前回の記事にも書いたが、正岡子規の「病牀六尺」にも登場する。

“されど鳳梨(パインアップル)を求め置きしが気にかかりてならぬ故休み休み写生す。”
こちらは、「鳳梨」と書いて「パインアップル」だ。
「鳳梨酥」に「パイナップルケーキ」とルビをうっているケーキが実際に販売されてもいる。

こういった実例を確認して「日本でも鳳梨をパイナップルと読む」と判断した。
漢語として使われていてのだ。

では、珍珠は?


「この漢字何と読む?」との問いは正しいのか「和七」って何と読む?米光一成の表現道場

「珍珠をタピオカと読む」は、「青空文庫」を検索しても、その実例は出てこない。
だが、タピオカミルクティーの店に行くと、メニューに「珍珠」とあり、それを「タピオカ」と読んでいる女の子たちがいる。

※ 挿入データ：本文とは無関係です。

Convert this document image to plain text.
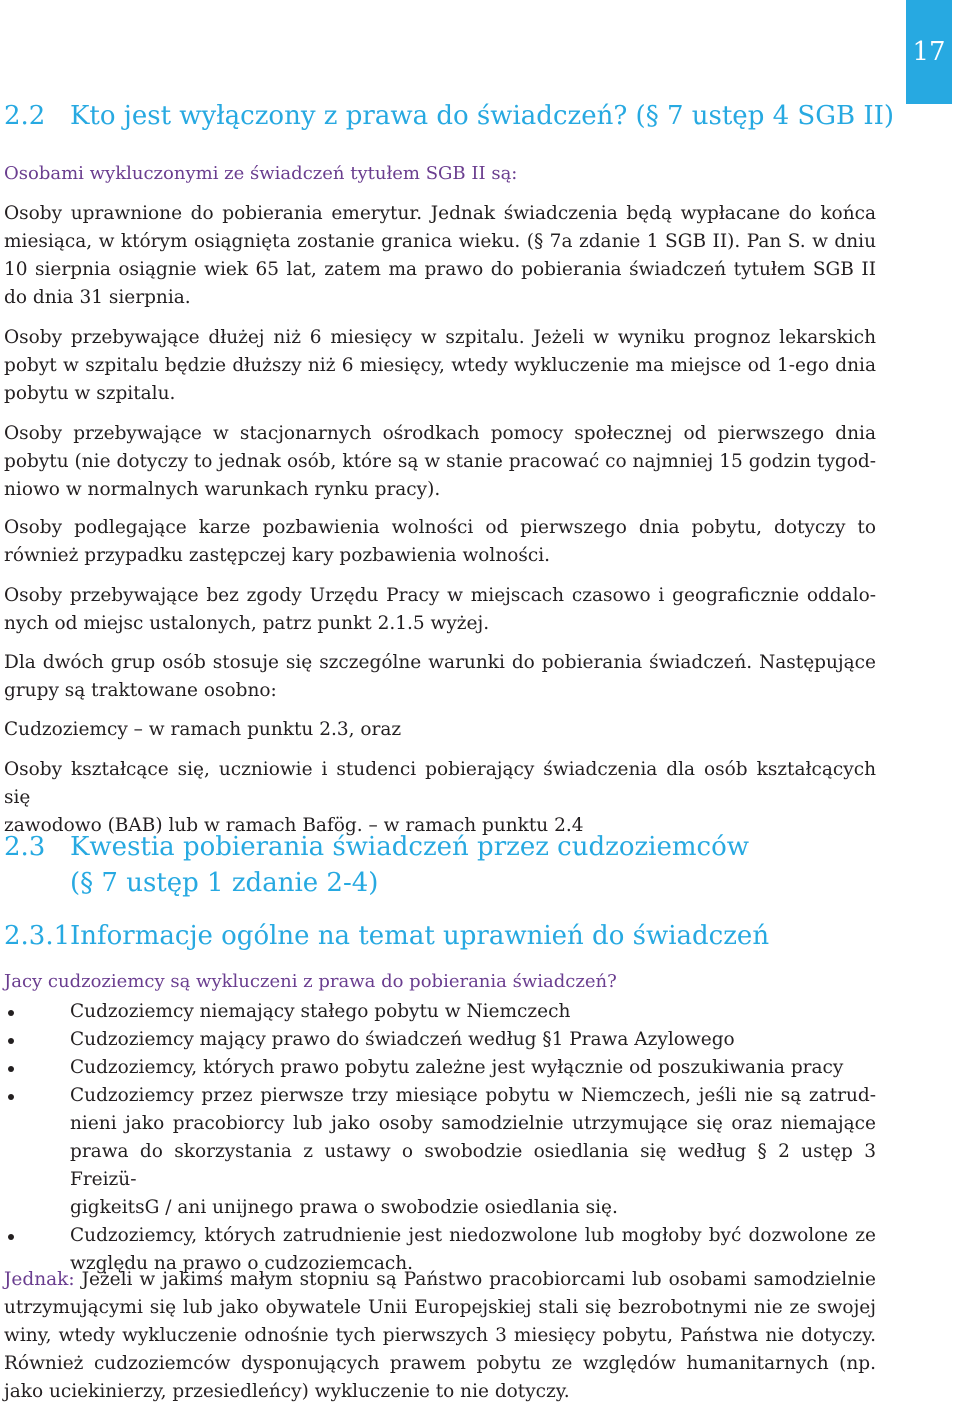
17
2.2 Kto jest wyłączony z prawa do świadczeń? (§ 7 ustęp 4 SGB II)
Osobami wykluczonymi ze świadczeń tytułem SGB II są:
Osoby uprawnione do pobierania emerytur. Jednak świadczenia będą wypłacane do końca
miesiąca, w którym osiągnięta zostanie granica wieku. (§ 7a zdanie 1 SGB II). Pan S. w dniu
10 sierpnia osiągnie wiek 65 lat, zatem ma prawo do pobierania świadczeń tytułem SGB II
do dnia 31 sierpnia.
Osoby przebywające dłużej niż 6 miesięcy w szpitalu. Jeżeli w wyniku prognoz lekarskich
pobyt w szpitalu będzie dłuższy niż 6 miesięcy, wtedy wykluczenie ma miejsce od 1-ego dnia
pobytu w szpitalu.
Osoby przebywające w stacjonarnych ośrodkach pomocy społecznej od pierwszego dnia
pobytu (nie dotyczy to jednak osób, które są w stanie pracować co najmniej 15 godzin tygod-
niowo w normalnych warunkach rynku pracy).
Osoby podlegające karze pozbawienia wolności od pierwszego dnia pobytu, dotyczy to
również przypadku zastępczej kary pozbawienia wolności.
Osoby przebywające bez zgody Urzędu Pracy w miejscach czasowo i geograficznie oddalo-
nych od miejsc ustalonych, patrz punkt 2.1.5 wyżej.
Dla dwóch grup osób stosuje się szczególne warunki do pobierania świadczeń. Następujące
grupy są traktowane osobno:
Cudzoziemcy – w ramach punktu 2.3, oraz
Osoby kształcące się, uczniowie i studenci pobierający świadczenia dla osób kształcących się
zawodowo (BAB) lub w ramach Bafög. – w ramach punktu 2.4
2.3 Kwestia pobierania świadczeń przez cudzoziemców
(§ 7 ustęp 1 zdanie 2-4)
2.3.1Informacje ogólne na temat uprawnień do świadczeń
Jacy cudzoziemcy są wykluczeni z prawa do pobierania świadczeń?
Cudzoziemcy niemający stałego pobytu w Niemczech
Cudzoziemcy mający prawo do świadczeń według §1 Prawa Azylowego
Cudzoziemcy, których prawo pobytu zależne jest wyłącznie od poszukiwania pracy
Cudzoziemcy przez pierwsze trzy miesiące pobytu w Niemczech, jeśli nie są zatrud-
nieni jako pracobiorcy lub jako osoby samodzielnie utrzymujące się oraz niemające
prawa do skorzystania z ustawy o swobodzie osiedlania się według § 2 ustęp 3 Freizü-
gigkeitsG / ani unijnego prawa o swobodzie osiedlania się.
Cudzoziemcy, których zatrudnienie jest niedozwolone lub mogłoby być dozwolone ze
względu na prawo o cudzoziemcach.
Jednak: Jeżeli w jakimś małym stopniu są Państwo pracobiorcami lub osobami samodzielnie
utrzymującymi się lub jako obywatele Unii Europejskiej stali się bezrobotnymi nie ze swojej
winy, wtedy wykluczenie odnośnie tych pierwszych 3 miesięcy pobytu, Państwa nie dotyczy.
Również cudzoziemców dysponujących prawem pobytu ze względów humanitarnych (np.
jako uciekinierzy, przesiedleńcy) wykluczenie to nie dotyczy.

スーパーに行くと、冷凍したタピオカが売られていて、「珍珠」の表記の上に「タピオカ」と記されている。
現実に、日本で「珍珠をタピオカと読む」場が存在するのである。
というような確認をして、出題した。

何をもって、その漢字を「そう読む」と言えるのか。
「檸檬」は何と読むか?
これも、中国語「檸檬(ネイモウ)」からの借用だ。
梶井基次郎の代表作「檸檬」が有名だから、多くの人が「レモン」と読むだろう。

「胡麻」をゴマと読み、「海鼠」をナマコと読み、「西瓜」をスイカと読み、「人参」をニンジンと読み、「肉」をニクと読む。
漢語として、そう読んでいる。

何と読む?「和七」


「この漢字何と読む?」との問いは正しいのか「和七」って何と読む?米光一成の表現道場

「和七」は何と読むか?
これは、滑稽本『浮世風呂』『浮世床』で知られる式亭三馬が「小野愚嘘字尽」で出題した漢字あそびだ。

正解は、「とだな」だ。
「この漢字何と読む?」との問いは正しいのか「和七」って何と読む?米光一成の表現道場

和は「大和(やまと)」の「と」であり、七は、「七夕(たなばた)」の「たな」。
あわせて「とだな」である。


言葉は、なんと複雑怪奇で、豊かなんだろう。
おそれ入谷の鬼子母神である。
最後に、もう一問。
「海年寸蠣」は何と読むか?
「この漢字何と読む?」との問いは正しいのか「和七」って何と読む?米光一成の表現道場

(テキスト:米光一成 タイトルデザイン/まつもとりえこ)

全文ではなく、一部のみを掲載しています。